Trois mots, et soudain un souffle d’éternité. Trois mots, et un souvenir qui résiste au temps. Trois mots, comme une porte qui s’ouvre sur une légende née dans le fracas de l’histoire. Trois mots : Pape Bouba Diop. Il est venu, il a vu, il a vaincu.
La maladie, qui l’a arraché à notre affection le 29 novembre 2020, à 42 ans, n’a emporté que la chair. Le héros, lui, demeure, debout comme toujours, crinière haute, dansant sous les lumières d’un soir du 31 mai 2002. Ce jour-là, Pape Bouba Diop et ses frères d’armes ont défié les dieux du football, les Français, champions du monde et d’Europe en titre. On ne donnait pas cher de la peau de ces Sénégalais qui jouaient leur premier match de Mondial. Et pourtant, épaule contre épaule, ces frères d’âme ont combattu avec une bravoure rare, inscrivant le Sénégal sur la carte du football mondial. Cette empreinte porte la marque indélébile d’un homme devenu géant : Pape Bouba Diop, buteur unique d’un succès éternel.

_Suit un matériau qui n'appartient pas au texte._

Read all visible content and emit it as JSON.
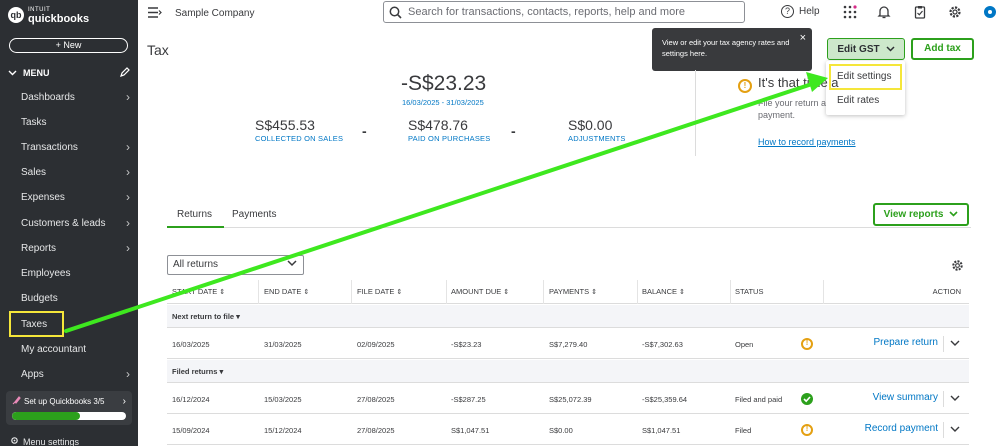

Puis, lors de la 3ᵉ journée face à l’Uruguay, le géant a encore rugi : un doublé, qui ouvrit la voie à une qualification historique en 1/8ᵉ de finale pour une première Coupe du monde. Les Lions atteignirent ensuite les quarts, trébuchant sur la Turquie, terrassés par un but en or lors des prolongations. On l’oublie souvent, mais Pape Bouba Diop demeure le meilleur buteur sénégalais en une édition de Coupe du monde, et, plus encore, le meilleur buteur de l’histoire du Sénégal au Mondial avec 3 réalisations — toutes en 2002. Ni 2018, ni 2022 n’ont effacé ce record. L’exploit est immense, à la mesure de l’homme, surtout lorsqu’on se souvient qu’il était milieu de terrain. Car pour un milieu, Pape Bouba Diop fut un pionnier. Dans le football moderne, les milieux défensifs doivent être box to box, récupérateurs infatigables et projectiles offensifs, capables de surgir, balle au pied ou dans le vide, pour menacer l’adversaire.
Bouba Diop incarna cela à la perfection : 11 buts en 62 sélections, et dans ses clubs, de Fulham à Portsmouth, de Lens à l’AEK Athènes, de Grasshopper Zurich à Neuchâtel Xamax, puis West Ham et Birmingham — 32 buts et 7 passes décisives, sous ces différentes couleurs. Pape Bouba Diop n’était pas qu’un grand footballeur par la taille (1m94) et par le talent. Tous ceux qui l’ont approché le disent : l’homme dépassait l’athlète. Et c’est sans doute là l’essentiel : laisser une empreinte dans le cœur des hommes, là où les souvenirs veillent, dans la nuit silencieuse comme dans le tumulte des foules. « En Pape Bouba, le sportif se confondait aussi avec l’homme. Malgré la gloire, il est resté un homme simple. Modeste et discret. Ses parents, voisins et amis l’ont dit », déclara Macky Sall, ancien Président du Sénégal, lors de son hommage.
El Hadj Diouf, son ancien coéquipier en sélection, a abondé dans le même sens. : « Il mérite le repos du guerrier, mais il mérite tous les égards de notre nation et de ses dirigeants. (…) Le Sénégal a perdu l’un de ses illustres fils, le plus vaillant. Il a rendu à tous les Sénégalais et Africains leur dignité et leur fierté de champions. » D’ailleurs, au stade Abdoulaye Wade de Diamniadio, nouvelle demeure des Lions, un musée porte désormais son nom. Car il est des souvenirs que rien n’efface. Des hommes qui ne meurent jamais. Des instants qui défient les saisons, et des exploits qui résonnent jusqu’aux confins de l’éternité. Pape Bouba Diop ne disparaîtra jamais. Il marchera toujours dans nos mémoires. Et chaque fois qu’un Lion, crinière offerte au vent, défiera le monde, une larme, un souffle, un frisson feront renaître son ombre, guidant les pas vers la lumière éternelle. Que son âme repose en paix.